- Born: August 14, 1990 (age 35) Regina, Saskatchewan

Team
- Curling club: Highland CC, Regina, SK

Curling career
- Member Association: Manitoba (2014–2018) Saskatchewan (2018–present)
- Brier appearances: 6 (2013, 2015, 2018, 2020, 2021, 2022)
- Top CTRS ranking: 2nd (2016–17)
- Grand Slam victories: 2 (2016 Champions Cup, 2019 Masters)

Medal record
Representing Saskatchewan
Tim Hortons Brier
| Bronze medal – third place | 2020 Kingston |  |
| Bronze medal – third place | 2021 Calgary |  |

= Braeden Moskowy =

Canadian curler

Braeden Moskowy (born August 14, 1990) is a Canadian curler from Regina, Saskatchewan. He is a Canadian junior curling champion and a six-time Brier competitor.

==Career==
Moskowy has represented Saskatchewan in two Canadian Junior Curling Championships: skipping the province in 2010 and 2011. At the 2010 Canadian Junior Curling Championships, he lost in the semi-final to Ontario's Jake Walker. At the 2011 Canadian Junior Curling Championships, Moskowy finished 12–0 in the round robin advancing to the final. In the final Moskowy beat Ontario's Mathew Camm to finish the week a perfect 13–0. Moskowy became the 5th team in Canadian Junior history to go undefeated. This qualified the Moskowy rink to represent Canada at the 2011 World Junior Curling Championships where the team went on to lose the semi-final as well as the bronze medal game, settling for fourth place.

Moskowy played in his first Grand Slam event at the 2011 Players' Championship, in which his rink became the first junior team to ever qualify at a Grand Slam event. In 2013, he qualified for his first Brier after winning the 2013 SaskTel Tankard 6–4 over Bruce Korte. At the Brier, Saskatchewan went 5–6 in the round robin, missing the playoffs. In 2014, Moskowy moved to Manitoba and joined the Reid Carruthers rink. With the Carruthers rink, Moskowy represented Manitoba at two Briers, in 2015 and in 2018. In 2015, the team went 4–7, missing the playoffs. In 2018, the team qualified for the Championship Pool with a 5–2 record before losing all four of their next games finishing the event with a 5–6 record. Moskowy also won his first Grand Slam with team Carruthers, the 2016 Champions Cup.

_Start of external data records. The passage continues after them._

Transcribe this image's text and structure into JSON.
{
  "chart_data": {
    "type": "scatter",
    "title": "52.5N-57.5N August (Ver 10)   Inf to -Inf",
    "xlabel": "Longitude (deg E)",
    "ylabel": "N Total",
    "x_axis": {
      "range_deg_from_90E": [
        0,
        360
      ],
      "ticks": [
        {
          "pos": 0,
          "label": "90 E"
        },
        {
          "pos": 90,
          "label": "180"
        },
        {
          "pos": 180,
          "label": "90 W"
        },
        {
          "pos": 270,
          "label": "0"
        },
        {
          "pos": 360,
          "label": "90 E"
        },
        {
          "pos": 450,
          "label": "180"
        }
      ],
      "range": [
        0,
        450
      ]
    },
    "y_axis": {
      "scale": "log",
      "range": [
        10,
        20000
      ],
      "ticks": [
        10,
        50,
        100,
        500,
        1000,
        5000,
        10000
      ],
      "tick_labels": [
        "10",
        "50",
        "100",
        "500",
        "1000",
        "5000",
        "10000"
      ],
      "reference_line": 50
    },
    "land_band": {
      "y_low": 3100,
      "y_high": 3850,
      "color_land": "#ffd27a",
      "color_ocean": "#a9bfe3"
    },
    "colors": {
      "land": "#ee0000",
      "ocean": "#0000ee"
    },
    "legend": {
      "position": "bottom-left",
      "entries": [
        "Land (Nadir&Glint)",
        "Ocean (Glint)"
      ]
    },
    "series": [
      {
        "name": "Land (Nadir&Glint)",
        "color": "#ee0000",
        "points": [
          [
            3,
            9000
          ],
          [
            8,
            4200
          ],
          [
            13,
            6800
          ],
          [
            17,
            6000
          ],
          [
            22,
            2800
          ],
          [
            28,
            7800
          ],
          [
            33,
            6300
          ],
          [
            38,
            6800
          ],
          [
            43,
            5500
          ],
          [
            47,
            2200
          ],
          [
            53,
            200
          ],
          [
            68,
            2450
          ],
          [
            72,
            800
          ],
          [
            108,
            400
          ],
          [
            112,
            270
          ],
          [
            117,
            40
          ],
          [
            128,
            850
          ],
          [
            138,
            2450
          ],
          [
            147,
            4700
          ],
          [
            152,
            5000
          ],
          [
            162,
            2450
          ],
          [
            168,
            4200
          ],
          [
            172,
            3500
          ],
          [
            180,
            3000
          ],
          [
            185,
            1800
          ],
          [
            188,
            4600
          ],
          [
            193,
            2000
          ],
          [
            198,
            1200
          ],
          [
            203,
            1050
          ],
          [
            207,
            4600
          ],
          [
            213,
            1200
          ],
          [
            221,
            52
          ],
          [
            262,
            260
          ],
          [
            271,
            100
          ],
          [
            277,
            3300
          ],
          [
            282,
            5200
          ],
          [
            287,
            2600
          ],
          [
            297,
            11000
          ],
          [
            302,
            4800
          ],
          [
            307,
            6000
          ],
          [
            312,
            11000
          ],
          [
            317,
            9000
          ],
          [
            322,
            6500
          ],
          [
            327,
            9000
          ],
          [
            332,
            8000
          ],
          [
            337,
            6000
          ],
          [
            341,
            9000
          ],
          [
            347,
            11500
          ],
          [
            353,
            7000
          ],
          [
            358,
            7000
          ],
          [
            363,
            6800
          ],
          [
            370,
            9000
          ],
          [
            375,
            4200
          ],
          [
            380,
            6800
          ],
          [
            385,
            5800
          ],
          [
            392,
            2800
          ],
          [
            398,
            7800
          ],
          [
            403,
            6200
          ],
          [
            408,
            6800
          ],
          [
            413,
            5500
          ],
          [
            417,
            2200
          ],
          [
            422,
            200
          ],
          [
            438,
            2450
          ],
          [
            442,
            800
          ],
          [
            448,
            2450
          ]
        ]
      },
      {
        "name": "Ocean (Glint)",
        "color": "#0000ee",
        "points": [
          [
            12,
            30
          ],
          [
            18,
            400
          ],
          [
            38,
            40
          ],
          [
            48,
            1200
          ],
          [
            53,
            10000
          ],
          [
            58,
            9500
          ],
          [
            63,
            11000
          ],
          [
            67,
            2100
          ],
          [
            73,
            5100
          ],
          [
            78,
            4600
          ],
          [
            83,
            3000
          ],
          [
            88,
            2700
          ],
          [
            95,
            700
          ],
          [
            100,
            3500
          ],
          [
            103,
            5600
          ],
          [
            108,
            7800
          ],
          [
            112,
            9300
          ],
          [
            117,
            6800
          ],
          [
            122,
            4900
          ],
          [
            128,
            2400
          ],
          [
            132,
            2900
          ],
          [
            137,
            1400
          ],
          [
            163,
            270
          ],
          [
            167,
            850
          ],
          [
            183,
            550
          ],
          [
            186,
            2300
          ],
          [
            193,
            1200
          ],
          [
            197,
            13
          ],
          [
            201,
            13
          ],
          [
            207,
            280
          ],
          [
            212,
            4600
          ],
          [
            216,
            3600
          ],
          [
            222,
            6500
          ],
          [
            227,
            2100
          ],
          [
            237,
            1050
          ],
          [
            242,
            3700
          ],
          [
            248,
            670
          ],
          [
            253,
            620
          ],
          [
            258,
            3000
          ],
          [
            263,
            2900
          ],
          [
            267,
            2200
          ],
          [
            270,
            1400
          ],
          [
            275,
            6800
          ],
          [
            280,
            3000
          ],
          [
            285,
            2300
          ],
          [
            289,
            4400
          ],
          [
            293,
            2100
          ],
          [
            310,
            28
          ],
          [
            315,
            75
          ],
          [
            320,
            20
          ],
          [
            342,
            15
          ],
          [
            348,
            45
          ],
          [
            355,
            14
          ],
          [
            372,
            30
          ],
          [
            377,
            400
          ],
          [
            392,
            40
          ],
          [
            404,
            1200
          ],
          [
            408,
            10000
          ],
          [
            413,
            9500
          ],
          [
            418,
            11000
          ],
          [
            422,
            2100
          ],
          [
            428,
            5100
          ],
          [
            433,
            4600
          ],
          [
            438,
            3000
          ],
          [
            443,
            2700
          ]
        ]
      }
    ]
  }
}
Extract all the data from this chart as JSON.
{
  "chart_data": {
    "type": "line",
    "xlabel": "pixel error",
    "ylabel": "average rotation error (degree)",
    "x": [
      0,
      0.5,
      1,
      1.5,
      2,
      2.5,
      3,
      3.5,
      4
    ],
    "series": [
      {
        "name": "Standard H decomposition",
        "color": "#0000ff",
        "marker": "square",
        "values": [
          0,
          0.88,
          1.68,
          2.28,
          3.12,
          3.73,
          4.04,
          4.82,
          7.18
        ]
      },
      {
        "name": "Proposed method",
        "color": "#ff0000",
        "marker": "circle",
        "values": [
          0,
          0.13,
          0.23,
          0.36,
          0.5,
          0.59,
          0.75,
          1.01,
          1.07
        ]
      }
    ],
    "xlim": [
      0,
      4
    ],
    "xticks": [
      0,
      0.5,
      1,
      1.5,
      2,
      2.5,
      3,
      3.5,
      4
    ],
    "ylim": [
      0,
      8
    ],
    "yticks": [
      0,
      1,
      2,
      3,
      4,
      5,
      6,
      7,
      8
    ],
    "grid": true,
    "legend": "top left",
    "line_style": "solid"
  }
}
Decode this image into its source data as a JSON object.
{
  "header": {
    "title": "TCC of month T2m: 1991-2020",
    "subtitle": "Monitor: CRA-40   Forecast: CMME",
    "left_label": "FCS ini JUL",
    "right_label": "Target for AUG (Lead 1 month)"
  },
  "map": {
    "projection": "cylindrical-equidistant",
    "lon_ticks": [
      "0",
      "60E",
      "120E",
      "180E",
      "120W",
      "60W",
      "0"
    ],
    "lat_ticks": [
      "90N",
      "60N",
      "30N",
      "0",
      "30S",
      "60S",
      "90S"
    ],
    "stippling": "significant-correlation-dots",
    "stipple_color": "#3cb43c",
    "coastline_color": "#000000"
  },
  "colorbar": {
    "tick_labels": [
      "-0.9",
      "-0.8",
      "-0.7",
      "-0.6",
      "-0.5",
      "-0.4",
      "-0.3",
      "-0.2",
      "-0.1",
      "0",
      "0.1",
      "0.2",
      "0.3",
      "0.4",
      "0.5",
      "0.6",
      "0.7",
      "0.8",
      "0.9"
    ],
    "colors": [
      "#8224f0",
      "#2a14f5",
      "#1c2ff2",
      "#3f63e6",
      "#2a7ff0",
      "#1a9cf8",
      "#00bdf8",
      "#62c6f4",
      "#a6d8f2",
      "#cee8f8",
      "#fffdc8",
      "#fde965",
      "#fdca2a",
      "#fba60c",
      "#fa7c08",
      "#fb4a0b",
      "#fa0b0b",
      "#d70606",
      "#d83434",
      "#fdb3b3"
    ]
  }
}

After the 2017–18 season, Moskowy left the Carruthers rink and moved back to Saskatchewan to join the Matt Dunstone rink. The team was invited to represent Canada at the third leg of the 2018-19 Curling World Cup. The team won the event, defeating Team Sweden's Niklas Edin rink in the final.

In their first event of the 2019–20 season, Team Dunstone finished runner-up at the Stu Sells Oakville Tankard to John Epping. Dunstone also won his first career Grand Slam at the 2019 Masters where he defeated Brad Gushue in the final. They fell into a slump after their huge win at the slam, not able to qualify at the Tour Challenge, National or Canadian Open and finishing winless at the 2019 Canada Cup. They were able to turn things around at the 2020 SaskTel Tankard. After falling into the C Event, Team Dunstone won four straight games including defeating Kirk Muyres in the final to win the provincial championship. At the 2020 Tim Hortons Brier, they finished the round robin and championship pool with a 8–3 record which qualified them for the 1 vs. 2 game against Alberta's Brendan Bottcher. They lost the game 9–4 and then lost the semifinal to Newfoundland and Labrador's Gushue, settling for a bronze medal. It would be the team's last event of the season as both the Players' Championship and the Champions Cup Grand Slam events were cancelled due to the COVID-19 pandemic. After the season, Team Dunstone added Kirk Muyres to their team, replacing Catlin Schneider at second.

Due to the COVID-19 pandemic in Saskatchewan, the 2021 provincial championship was cancelled. As the reigning provincial champions, Team Dunstone was invited to represent Saskatchewan at the 2021 Tim Hortons Brier, which they accepted. At the Brier, they finished the round robin and championship pool with a 9–3 record, qualifying for the playoffs as the second seed. Facing Brendan Bottcher in the semifinal, they lost 6–5 after Bottcher made a runback to score two in the tenth end. Team Dunstone would have to settle for the bronze medal for a second straight year.

Moskowy was replaced by Colton Lott at the 2021 Canadian Olympic Curling Trials, citing "personal reasons", with no further details revealed. He returned to the team for their run at the 2022 Tim Hortons Brier. Following the season, the team broke up.

==Personal life==
In addition to being a professional curler, Moskowy is Canada wide mortgage broker with TMG (The Mortgage Group). Moskowy's dad, Kelly, represented Saskatchewan at the 2002 Nokia Brier.